At the end of last year, the population stood at 9.84 million, having grown by 1.86 percent in a year, the report, from the Jerusalem-based Taub Center for Social Policy Studies in Israel, said.
- This growth rate was lower than the average for the past decade, even though the mortality rate last year was at a record low until the end of September, and immigration had been above normal.
- Between 2018 and 2022, the average fertility rate for Jews dropped from 3.17 to 3.03 children per woman, according to the Taub Center’s demography expert, Prof. Alex Weinreb.
- Among Muslim and Christian women, the decline was greater — from 3.20 to 2.91 among Muslims, and from 2.06 to 1.68 among Christians.
- Among Druze women, the decrease was from 2.16 to 1.85.
During the first nine months of 2023, the fertility rate among Jewish women was 3.6% lower than during the same period in 2022, while that of Arab women was 3.1% lower, the report said.

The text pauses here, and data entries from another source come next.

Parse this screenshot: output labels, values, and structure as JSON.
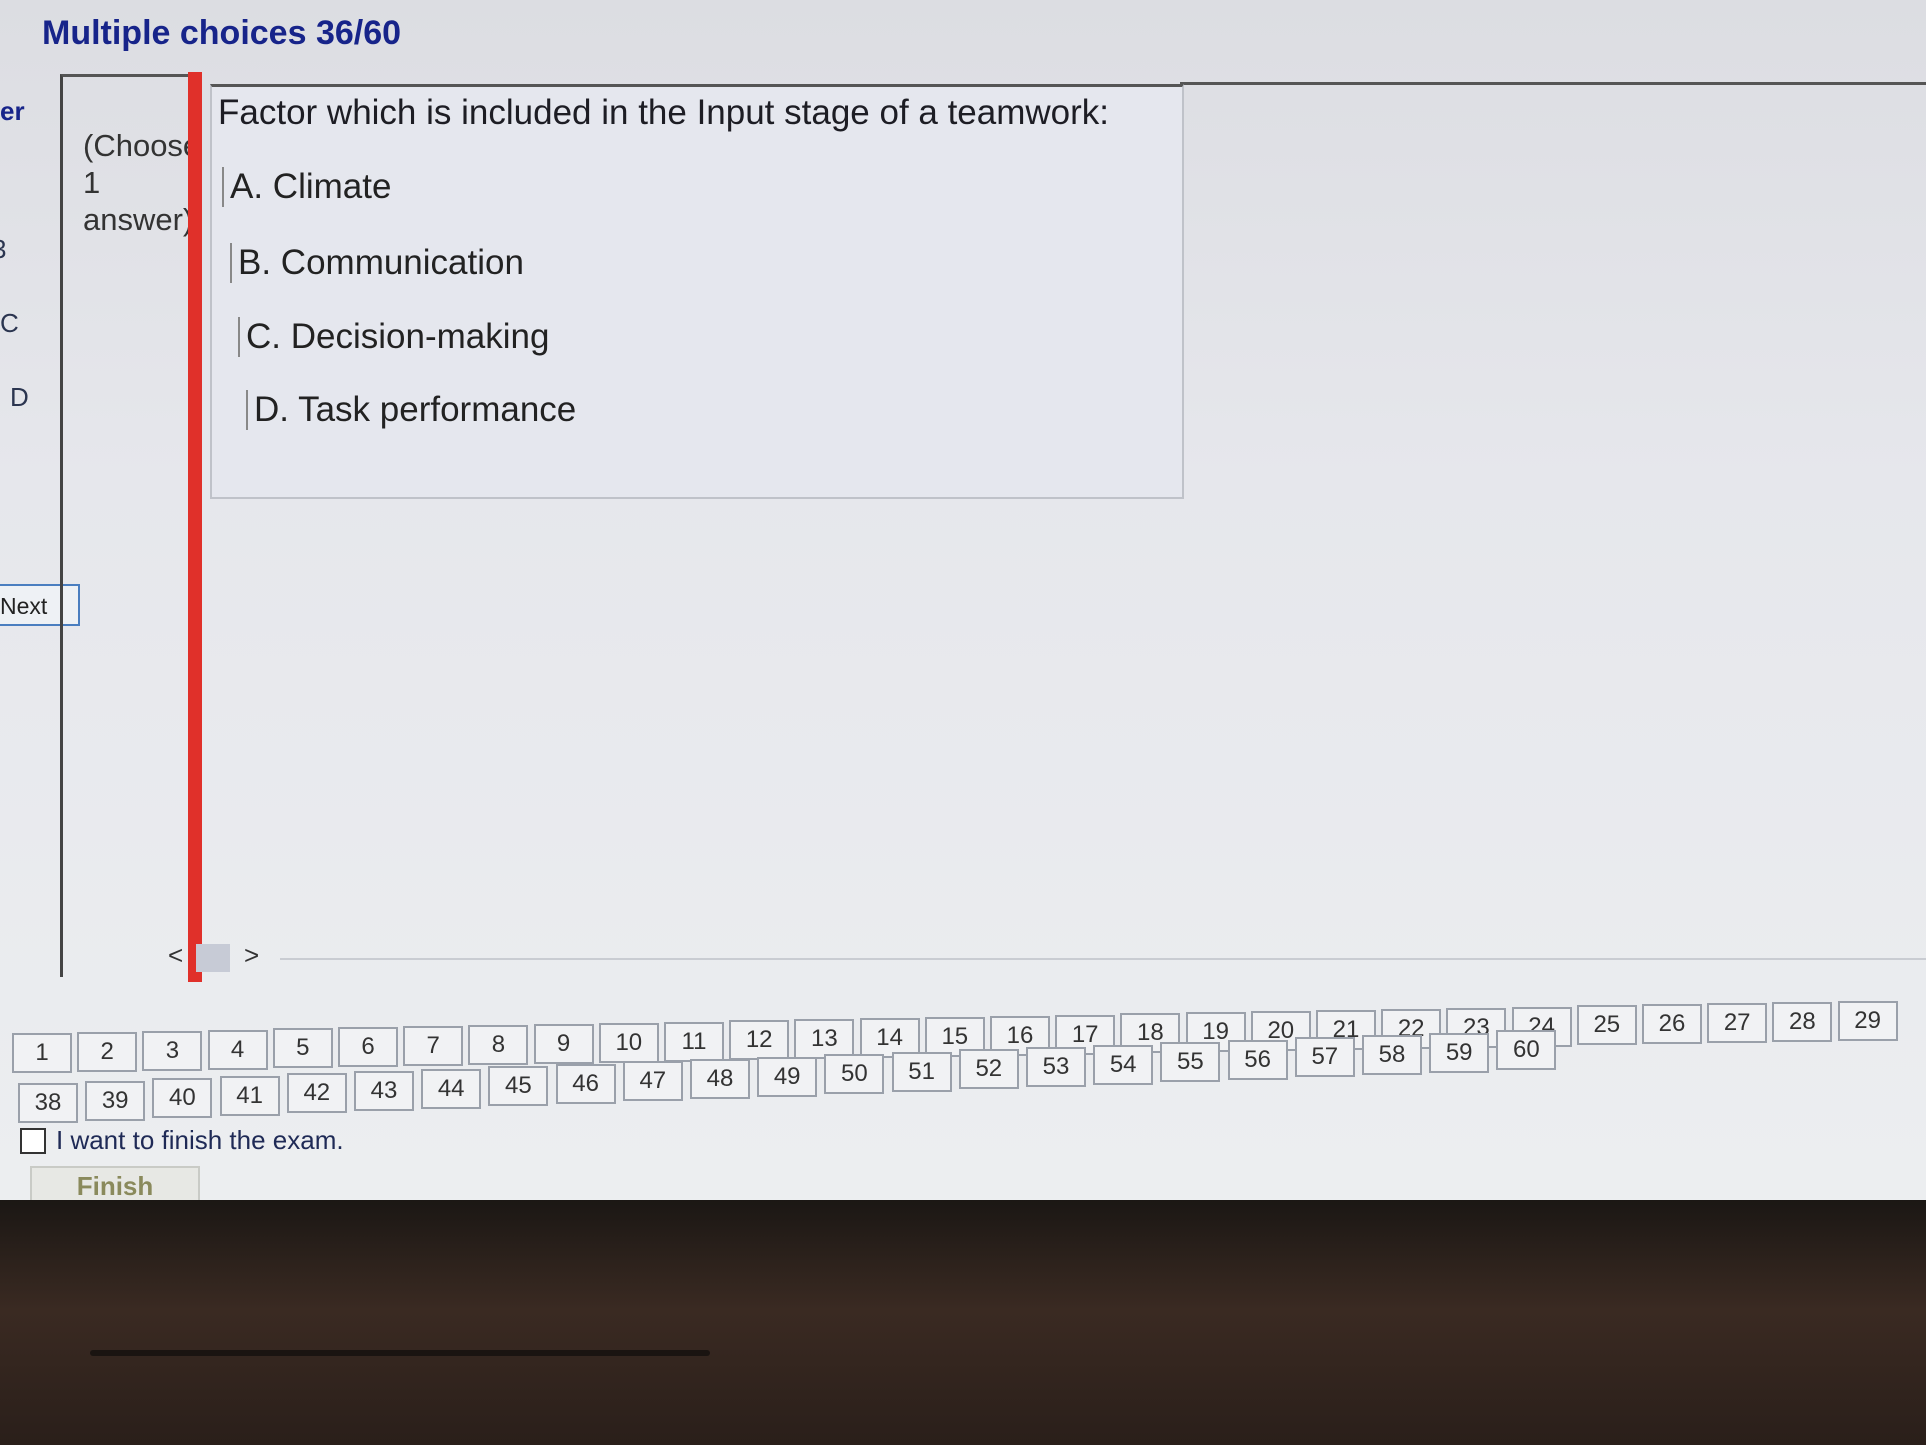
{
  "header": {
    "title": "Multiple choices 36/60"
  },
  "side_fragments": [
    "er",
    "3",
    "C",
    "D"
  ],
  "navigation": {
    "next_label": "Next",
    "prev_arrow": "<",
    "next_arrow": ">"
  },
  "question": {
    "instruction": "(Choose 1 answer)",
    "text": "Factor which is included in the Input stage of a teamwork:",
    "options": [
      "A.  Climate",
      "B.  Communication",
      "C.  Decision-making",
      "D.  Task performance"
    ]
  },
  "question_grid": {
    "row1": [
      "1",
      "2",
      "3",
      "4",
      "5",
      "6",
      "7",
      "8",
      "9",
      "10",
      "11",
      "12",
      "13",
      "14",
      "15",
      "16",
      "17",
      "18",
      "19",
      "20",
      "21",
      "22",
      "23",
      "24",
      "25",
      "26",
      "27",
      "28",
      "29"
    ],
    "row2": [
      "38",
      "39",
      "40",
      "41",
      "42",
      "43",
      "44",
      "45",
      "46",
      "47",
      "48",
      "49",
      "50",
      "51",
      "52",
      "53",
      "54",
      "55",
      "56",
      "57",
      "58",
      "59",
      "60"
    ]
  },
  "finish": {
    "checkbox_label": "I want to finish the exam.",
    "button_label": "Finish"
  }
}
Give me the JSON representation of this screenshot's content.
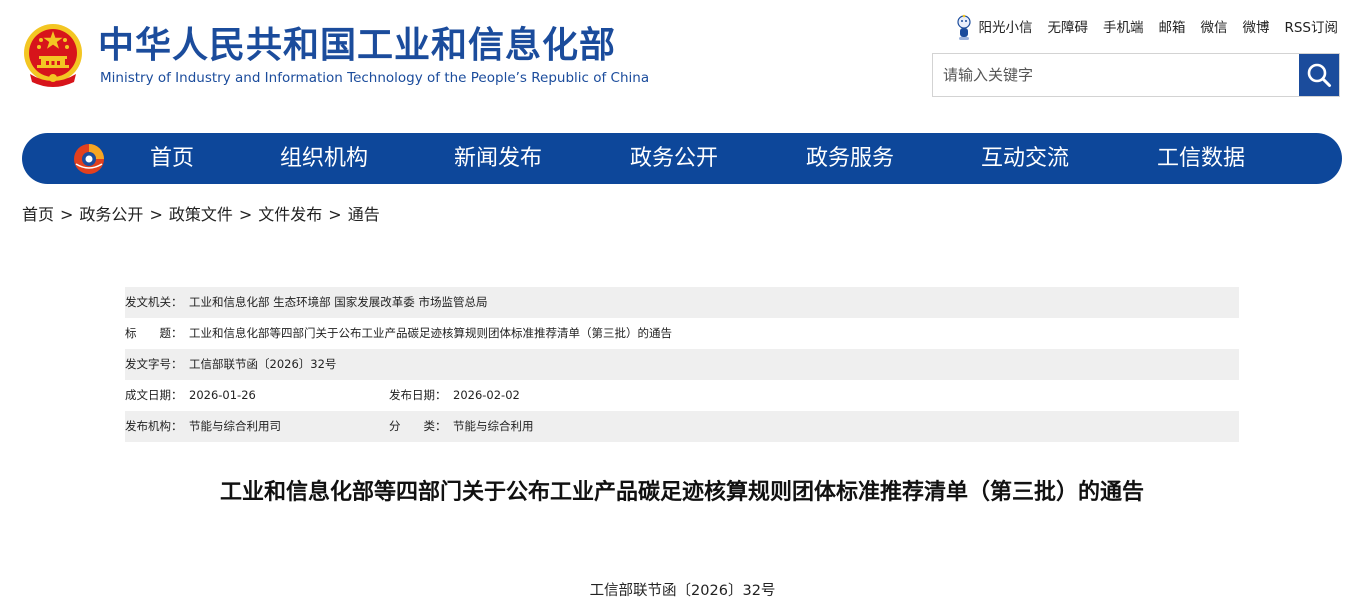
{
  "header": {
    "title_cn": "中华人民共和国工业和信息化部",
    "title_en": "Ministry of Industry and Information Technology of the People’s Republic of China",
    "top_links": {
      "sunshine": "阳光小信",
      "accessibility": "无障碍",
      "mobile": "手机端",
      "mail": "邮箱",
      "wechat": "微信",
      "weibo": "微博",
      "rss": "RSS订阅"
    },
    "search": {
      "placeholder": "请输入关键字"
    }
  },
  "nav": {
    "items": [
      "首页",
      "组织机构",
      "新闻发布",
      "政务公开",
      "政务服务",
      "互动交流",
      "工信数据"
    ]
  },
  "breadcrumb": {
    "items": [
      "首页",
      "政务公开",
      "政策文件",
      "文件发布",
      "通告"
    ],
    "separator": ">"
  },
  "meta": {
    "issuer_label": "发文机关：",
    "issuer_value": "工业和信息化部 生态环境部 国家发展改革委 市场监管总局",
    "title_label": "标　　题：",
    "title_value": "工业和信息化部等四部门关于公布工业产品碳足迹核算规则团体标准推荐清单（第三批）的通告",
    "docno_label": "发文字号：",
    "docno_value": "工信部联节函〔2026〕32号",
    "written_label": "成文日期：",
    "written_value": "2026-01-26",
    "published_label": "发布日期：",
    "published_value": "2026-02-02",
    "org_label": "发布机构：",
    "org_value": "节能与综合利用司",
    "category_label": "分　　类：",
    "category_value": "节能与综合利用"
  },
  "article": {
    "title": "工业和信息化部等四部门关于公布工业产品碳足迹核算规则团体标准推荐清单（第三批）的通告",
    "doc_number": "工信部联节函〔2026〕32号"
  },
  "colors": {
    "brand_blue": "#1b4c9c",
    "nav_blue": "#0d479a",
    "emblem_red": "#d7141b",
    "emblem_gold": "#f3c623",
    "meta_shade": "#efefef"
  },
  "icons": {
    "emblem": "national-emblem-icon",
    "sunshine": "sunshine-mascot-icon",
    "search": "search-icon",
    "nav_logo": "miit-logo-icon"
  }
}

Russia’s invasion of Ukraine in February 2022 boosted immigration to Israel, which, during the decade before, had accounted for around 20% of population growth annually.
- During 2022, that figure rose to 39%, with the same level continuing into the first half of 2023.
Weinreb noted that a group described by the Central Bureau of Statistics as “not classified by religion” and comprising mainly immigrants from the former Soviet Union who were not accepted as Jews by the country’s religious authorities, was playing an increasingly significant role in Israel’s demographic changes.
- In 2009, this group accounted for around 3% of Israel’s annual growth, increasing to 6% by 2012, 8% by 2015, 13% by 2019, and close to 20% by 2023.
Data from the Labor Force Survey showed that this group enjoyed the highest employment rate and the longest work hours of any group in Israel — even exceeding those of secular Jews.
- “In other words, this group of migrants appears to be the exact type of productive population that many promoters of migration in Europe endorse and seek to encourage,” Weinreb wrote. “If so, Israel has lucked out economically.”
- The report noted consistent growth in fertility treatments in Israel, where 26 Health Ministry-approved IVF (in vitro fertilization) clinics carried out 50,680 treatment cycles in 2020.
- In 2019, 5% of all live births were IVF-assisted.